LAST June, a company called The Energy Project launched a weekly gathering in public parks around America called Take Back Your Lunch. The idea was to get people out of the office for an hour or so every Wednesday through summer, to refuel over food and non-work chit chat amid greenery and fresh air, away from the water cooler. The kickoff in Manhattan's Madison Square Park proved so popular that the idea spread to more than 50 cities across the country, and even a few places overseas.
Tony Schwartz, the man behind Take Back Your Lunch, consults on boosting workforce productivity with Fortune 500 companies. He was spurred, he said, after poll findings showed that 60 per cent of 1,200 office folks took less than 20 minutes a day for lunch, with one-quarter saying they never left their desks at all. It may be par for the course in today's 24/7 work culture, but Mr Schwartz - who wrote a Harvard Business Review article titled The Productivity Paradox: How Sony Pictures Gets More Out of People by Demanding Less - says that the way most people work 'isn't working'. He's all about managing energy, not time, and a break now and then to refresh and recharge, he declares, can do wonders for morale and productivity.
In any case, for all these insights into productivity - and despite some remisiers' early protests about being denied their 'basic human right to a decent meal' - the Singapore Exchange (SGX) will start non-stop trading from 9 to 5 from March 1, doing away with the 90-minute lunch break. For a thriving financial hub constantly tussling for pole position with the region's best, all the reasons for non-stop trading are apparent enough. The greater overlap of trading hours with other Asian bourses will mean more opportunities for investors, who trade globally, to punt, hedge and arbitrage their investments, and make Singapore one of the most 'open' in Asia. And while it remains to be seen just how much of a boost the new trading hours will add to trading volume, the fact is: non-stop trading has been the norm elsewhere, from Australia and India to London and New York. And while Hong Kong and Tokyo are merely shortening, not scrapping entirely, their midday breaks, the HK bourse will soon open 30 minutes earlier.
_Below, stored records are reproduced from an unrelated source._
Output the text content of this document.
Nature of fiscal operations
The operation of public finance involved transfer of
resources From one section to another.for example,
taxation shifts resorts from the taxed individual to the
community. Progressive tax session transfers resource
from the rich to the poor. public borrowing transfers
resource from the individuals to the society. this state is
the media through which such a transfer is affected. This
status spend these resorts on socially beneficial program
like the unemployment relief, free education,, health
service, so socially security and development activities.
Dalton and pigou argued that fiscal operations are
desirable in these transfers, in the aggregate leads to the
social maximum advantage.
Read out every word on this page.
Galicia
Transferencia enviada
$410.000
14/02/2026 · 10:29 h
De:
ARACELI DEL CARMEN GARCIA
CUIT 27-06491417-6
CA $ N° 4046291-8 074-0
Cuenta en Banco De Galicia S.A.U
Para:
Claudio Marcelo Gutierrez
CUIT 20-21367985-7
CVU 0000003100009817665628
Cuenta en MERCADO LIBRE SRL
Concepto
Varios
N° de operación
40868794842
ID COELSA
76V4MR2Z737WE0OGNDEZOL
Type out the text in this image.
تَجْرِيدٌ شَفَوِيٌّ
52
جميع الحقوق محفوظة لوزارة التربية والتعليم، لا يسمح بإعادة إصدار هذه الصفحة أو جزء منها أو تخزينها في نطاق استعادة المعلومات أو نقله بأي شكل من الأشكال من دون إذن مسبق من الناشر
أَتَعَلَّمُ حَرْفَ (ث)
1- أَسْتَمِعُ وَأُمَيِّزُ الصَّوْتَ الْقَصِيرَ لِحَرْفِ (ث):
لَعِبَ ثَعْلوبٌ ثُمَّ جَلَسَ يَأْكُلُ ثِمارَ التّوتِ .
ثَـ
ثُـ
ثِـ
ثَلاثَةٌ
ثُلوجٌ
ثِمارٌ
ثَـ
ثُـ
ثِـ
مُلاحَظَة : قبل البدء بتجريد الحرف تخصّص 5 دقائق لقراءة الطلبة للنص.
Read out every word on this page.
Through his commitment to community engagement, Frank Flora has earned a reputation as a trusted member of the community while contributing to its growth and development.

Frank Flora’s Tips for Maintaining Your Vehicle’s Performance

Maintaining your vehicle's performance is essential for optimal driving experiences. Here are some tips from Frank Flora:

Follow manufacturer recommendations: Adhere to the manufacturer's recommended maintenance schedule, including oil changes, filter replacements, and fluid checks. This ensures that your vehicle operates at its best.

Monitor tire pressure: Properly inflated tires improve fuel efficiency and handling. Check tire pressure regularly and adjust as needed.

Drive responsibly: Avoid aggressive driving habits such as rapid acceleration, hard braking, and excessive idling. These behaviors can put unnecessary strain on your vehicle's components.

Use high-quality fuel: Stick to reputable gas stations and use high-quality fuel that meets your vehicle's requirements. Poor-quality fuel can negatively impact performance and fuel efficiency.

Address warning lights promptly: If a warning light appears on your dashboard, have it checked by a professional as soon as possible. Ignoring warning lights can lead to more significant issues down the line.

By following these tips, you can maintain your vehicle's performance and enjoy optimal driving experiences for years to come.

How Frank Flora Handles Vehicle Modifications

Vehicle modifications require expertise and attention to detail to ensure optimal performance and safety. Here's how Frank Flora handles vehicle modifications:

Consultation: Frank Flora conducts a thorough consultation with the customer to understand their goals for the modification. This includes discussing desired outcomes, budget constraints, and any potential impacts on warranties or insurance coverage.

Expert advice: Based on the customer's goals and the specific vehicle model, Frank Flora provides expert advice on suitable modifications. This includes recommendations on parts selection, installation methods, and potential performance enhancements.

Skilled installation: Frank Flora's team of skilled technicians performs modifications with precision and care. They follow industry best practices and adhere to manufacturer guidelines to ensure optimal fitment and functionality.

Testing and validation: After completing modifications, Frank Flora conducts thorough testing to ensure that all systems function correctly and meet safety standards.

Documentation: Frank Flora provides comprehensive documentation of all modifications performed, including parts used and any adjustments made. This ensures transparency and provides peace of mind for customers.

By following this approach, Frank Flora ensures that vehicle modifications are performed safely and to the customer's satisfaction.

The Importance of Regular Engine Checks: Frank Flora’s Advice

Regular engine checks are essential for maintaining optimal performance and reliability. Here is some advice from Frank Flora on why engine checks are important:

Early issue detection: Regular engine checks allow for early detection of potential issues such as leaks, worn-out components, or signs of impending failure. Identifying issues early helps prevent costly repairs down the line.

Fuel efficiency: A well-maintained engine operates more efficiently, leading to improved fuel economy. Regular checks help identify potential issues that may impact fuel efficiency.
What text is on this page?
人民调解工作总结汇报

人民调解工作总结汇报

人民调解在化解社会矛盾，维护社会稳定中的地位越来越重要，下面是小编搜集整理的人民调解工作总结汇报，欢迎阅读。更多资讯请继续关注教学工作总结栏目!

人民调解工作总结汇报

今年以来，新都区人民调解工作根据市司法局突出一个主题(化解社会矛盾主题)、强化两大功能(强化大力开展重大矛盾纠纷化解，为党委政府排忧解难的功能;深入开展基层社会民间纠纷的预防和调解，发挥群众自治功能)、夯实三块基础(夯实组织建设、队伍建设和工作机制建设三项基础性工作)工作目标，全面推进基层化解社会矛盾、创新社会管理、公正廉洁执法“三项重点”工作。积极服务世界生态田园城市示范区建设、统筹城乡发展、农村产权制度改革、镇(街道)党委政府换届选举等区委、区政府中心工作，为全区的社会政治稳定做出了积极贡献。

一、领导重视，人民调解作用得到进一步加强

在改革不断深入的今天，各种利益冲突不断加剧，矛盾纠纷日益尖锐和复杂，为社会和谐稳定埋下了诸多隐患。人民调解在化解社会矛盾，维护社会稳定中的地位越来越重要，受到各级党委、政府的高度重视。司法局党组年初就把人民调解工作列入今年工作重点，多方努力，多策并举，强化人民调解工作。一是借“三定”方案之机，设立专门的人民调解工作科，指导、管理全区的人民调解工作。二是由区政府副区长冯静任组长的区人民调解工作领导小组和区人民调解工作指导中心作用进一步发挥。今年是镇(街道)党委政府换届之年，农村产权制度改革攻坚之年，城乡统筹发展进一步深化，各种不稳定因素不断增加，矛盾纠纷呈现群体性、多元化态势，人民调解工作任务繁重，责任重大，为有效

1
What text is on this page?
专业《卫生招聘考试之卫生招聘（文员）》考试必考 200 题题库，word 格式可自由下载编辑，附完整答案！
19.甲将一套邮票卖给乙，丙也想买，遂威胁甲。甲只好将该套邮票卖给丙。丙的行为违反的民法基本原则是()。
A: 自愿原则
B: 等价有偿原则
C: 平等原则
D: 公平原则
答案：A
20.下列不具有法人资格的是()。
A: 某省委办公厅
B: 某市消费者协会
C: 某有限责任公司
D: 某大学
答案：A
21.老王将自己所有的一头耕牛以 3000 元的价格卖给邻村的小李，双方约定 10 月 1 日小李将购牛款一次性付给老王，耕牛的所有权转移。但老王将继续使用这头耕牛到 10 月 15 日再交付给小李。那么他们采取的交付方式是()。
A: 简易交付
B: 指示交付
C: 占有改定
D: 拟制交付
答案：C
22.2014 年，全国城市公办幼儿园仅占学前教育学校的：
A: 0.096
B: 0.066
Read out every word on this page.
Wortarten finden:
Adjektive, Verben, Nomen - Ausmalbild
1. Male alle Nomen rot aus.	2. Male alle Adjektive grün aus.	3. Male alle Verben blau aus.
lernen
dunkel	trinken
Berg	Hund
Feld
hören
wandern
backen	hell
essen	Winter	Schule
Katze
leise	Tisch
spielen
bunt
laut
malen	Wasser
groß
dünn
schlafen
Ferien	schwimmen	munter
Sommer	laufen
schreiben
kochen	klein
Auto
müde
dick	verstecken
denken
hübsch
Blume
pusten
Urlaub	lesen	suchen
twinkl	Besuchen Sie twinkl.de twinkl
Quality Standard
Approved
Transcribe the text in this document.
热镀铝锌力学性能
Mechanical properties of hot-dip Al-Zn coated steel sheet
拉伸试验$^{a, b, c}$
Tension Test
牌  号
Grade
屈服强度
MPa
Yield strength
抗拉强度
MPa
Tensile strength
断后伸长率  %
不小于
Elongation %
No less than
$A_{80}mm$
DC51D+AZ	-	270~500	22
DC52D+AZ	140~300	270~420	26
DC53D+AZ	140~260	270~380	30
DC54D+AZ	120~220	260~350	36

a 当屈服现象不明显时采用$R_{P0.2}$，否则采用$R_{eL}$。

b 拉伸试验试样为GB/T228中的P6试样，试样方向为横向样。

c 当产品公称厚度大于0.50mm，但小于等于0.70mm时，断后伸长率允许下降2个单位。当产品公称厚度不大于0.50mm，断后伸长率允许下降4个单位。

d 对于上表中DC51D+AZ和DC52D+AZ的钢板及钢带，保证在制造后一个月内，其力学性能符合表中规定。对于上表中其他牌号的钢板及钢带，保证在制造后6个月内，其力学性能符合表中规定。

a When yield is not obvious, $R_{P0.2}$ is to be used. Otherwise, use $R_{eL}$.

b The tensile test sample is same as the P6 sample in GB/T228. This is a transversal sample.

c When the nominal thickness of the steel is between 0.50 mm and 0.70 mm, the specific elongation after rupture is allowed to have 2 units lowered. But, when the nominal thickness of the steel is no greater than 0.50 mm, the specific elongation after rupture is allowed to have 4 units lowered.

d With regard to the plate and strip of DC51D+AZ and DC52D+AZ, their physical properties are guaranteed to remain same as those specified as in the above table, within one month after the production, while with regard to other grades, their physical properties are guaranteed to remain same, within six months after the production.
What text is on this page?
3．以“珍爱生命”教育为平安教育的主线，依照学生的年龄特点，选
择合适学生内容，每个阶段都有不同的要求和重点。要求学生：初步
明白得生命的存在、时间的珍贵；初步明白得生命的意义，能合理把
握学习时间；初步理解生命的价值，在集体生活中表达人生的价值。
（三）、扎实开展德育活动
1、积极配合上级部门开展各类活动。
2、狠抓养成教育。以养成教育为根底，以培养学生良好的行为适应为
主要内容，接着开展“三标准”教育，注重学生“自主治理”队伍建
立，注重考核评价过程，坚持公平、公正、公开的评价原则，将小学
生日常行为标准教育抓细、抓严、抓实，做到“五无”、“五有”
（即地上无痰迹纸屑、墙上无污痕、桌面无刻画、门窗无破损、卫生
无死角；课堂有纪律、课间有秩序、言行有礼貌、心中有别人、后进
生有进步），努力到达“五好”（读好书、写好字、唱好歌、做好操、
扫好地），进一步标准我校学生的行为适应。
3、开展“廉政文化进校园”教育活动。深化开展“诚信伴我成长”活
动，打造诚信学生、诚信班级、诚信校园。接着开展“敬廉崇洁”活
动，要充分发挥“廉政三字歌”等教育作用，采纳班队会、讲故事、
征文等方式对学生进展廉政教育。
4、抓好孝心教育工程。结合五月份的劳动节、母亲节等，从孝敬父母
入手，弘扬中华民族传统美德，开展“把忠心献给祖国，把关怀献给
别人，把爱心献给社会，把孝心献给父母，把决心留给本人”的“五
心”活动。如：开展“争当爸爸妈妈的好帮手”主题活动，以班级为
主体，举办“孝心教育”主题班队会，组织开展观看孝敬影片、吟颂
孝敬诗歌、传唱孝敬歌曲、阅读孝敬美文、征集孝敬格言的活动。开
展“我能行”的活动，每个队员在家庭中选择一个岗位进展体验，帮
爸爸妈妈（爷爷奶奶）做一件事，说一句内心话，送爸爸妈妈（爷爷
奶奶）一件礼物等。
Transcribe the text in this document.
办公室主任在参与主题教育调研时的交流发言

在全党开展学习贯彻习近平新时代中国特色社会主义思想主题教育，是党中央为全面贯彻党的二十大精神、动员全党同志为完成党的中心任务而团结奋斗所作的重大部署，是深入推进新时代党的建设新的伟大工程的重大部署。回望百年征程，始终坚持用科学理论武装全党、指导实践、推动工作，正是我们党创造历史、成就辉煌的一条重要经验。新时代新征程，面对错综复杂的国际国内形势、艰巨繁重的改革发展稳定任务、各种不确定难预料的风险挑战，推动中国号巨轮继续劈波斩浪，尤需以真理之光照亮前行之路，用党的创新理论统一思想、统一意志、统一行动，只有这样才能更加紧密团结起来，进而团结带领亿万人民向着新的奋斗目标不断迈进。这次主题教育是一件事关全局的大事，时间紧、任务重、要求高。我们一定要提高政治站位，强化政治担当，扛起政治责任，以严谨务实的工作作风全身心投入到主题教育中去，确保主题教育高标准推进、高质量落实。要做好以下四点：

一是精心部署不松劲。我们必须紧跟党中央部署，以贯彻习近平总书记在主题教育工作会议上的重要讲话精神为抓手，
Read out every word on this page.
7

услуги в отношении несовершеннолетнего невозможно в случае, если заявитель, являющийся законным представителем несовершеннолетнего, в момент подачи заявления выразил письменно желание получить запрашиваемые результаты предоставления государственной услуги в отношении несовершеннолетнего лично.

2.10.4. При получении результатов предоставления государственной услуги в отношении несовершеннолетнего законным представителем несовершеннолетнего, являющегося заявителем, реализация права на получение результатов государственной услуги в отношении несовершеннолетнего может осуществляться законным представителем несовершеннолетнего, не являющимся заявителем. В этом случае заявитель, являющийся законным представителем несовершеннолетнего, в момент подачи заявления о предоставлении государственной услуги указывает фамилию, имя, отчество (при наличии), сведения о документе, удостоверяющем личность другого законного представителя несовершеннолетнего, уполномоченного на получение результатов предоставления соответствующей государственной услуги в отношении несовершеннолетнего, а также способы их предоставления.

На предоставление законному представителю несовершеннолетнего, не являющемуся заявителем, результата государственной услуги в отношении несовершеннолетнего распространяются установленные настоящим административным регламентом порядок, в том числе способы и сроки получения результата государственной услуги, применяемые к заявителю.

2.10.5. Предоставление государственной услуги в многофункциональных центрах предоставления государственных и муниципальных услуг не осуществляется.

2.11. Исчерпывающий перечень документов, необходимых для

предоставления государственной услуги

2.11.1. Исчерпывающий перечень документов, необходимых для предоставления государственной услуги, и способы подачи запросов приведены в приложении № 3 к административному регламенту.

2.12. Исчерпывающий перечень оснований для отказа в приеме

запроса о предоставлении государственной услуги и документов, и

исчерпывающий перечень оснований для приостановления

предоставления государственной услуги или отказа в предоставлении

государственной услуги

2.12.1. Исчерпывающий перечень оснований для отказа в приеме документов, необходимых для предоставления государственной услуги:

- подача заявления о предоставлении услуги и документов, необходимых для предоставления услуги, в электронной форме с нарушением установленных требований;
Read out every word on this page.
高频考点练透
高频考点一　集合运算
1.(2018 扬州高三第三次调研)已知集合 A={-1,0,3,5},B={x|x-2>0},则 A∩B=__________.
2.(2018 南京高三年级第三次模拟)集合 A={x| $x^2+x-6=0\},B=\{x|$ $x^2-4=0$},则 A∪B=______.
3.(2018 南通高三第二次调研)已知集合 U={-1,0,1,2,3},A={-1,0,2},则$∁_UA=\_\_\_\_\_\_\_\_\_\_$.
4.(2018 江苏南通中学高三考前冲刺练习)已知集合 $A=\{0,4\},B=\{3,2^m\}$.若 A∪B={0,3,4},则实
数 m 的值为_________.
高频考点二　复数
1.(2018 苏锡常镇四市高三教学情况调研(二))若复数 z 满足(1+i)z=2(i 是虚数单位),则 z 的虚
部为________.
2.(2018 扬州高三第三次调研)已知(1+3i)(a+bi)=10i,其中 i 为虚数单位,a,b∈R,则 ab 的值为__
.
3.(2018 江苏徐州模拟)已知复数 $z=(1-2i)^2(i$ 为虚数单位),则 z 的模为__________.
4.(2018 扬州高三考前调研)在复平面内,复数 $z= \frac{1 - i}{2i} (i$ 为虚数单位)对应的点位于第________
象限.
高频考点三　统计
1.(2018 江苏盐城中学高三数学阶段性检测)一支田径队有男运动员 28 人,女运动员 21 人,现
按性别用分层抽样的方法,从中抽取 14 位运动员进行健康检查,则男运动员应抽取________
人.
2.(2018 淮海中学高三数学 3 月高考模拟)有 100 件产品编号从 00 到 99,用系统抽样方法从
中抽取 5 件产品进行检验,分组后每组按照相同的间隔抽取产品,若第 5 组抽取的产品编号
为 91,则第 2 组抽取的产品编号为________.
The die is cast. Lunch breaks during the trading day will increasingly be, as one market player put it, a relic of the past. The new trading regime could spell, at least initially, higher costs for broking firms as they come up with measures to support remisiers' new work hours - including establishing central dealing desks, perhaps, to execute client orders when the broker is away from the trading computer, or other means to facilitate off-desk trading on the move. And, indeed, for many iPhone and iPad-toting brokers today, it may well be business as usual come March, except for some who might feel compelled to stay at their desks and skip lunch; they would need The Energy Project's pep talks about refuelling and recharging through the workday.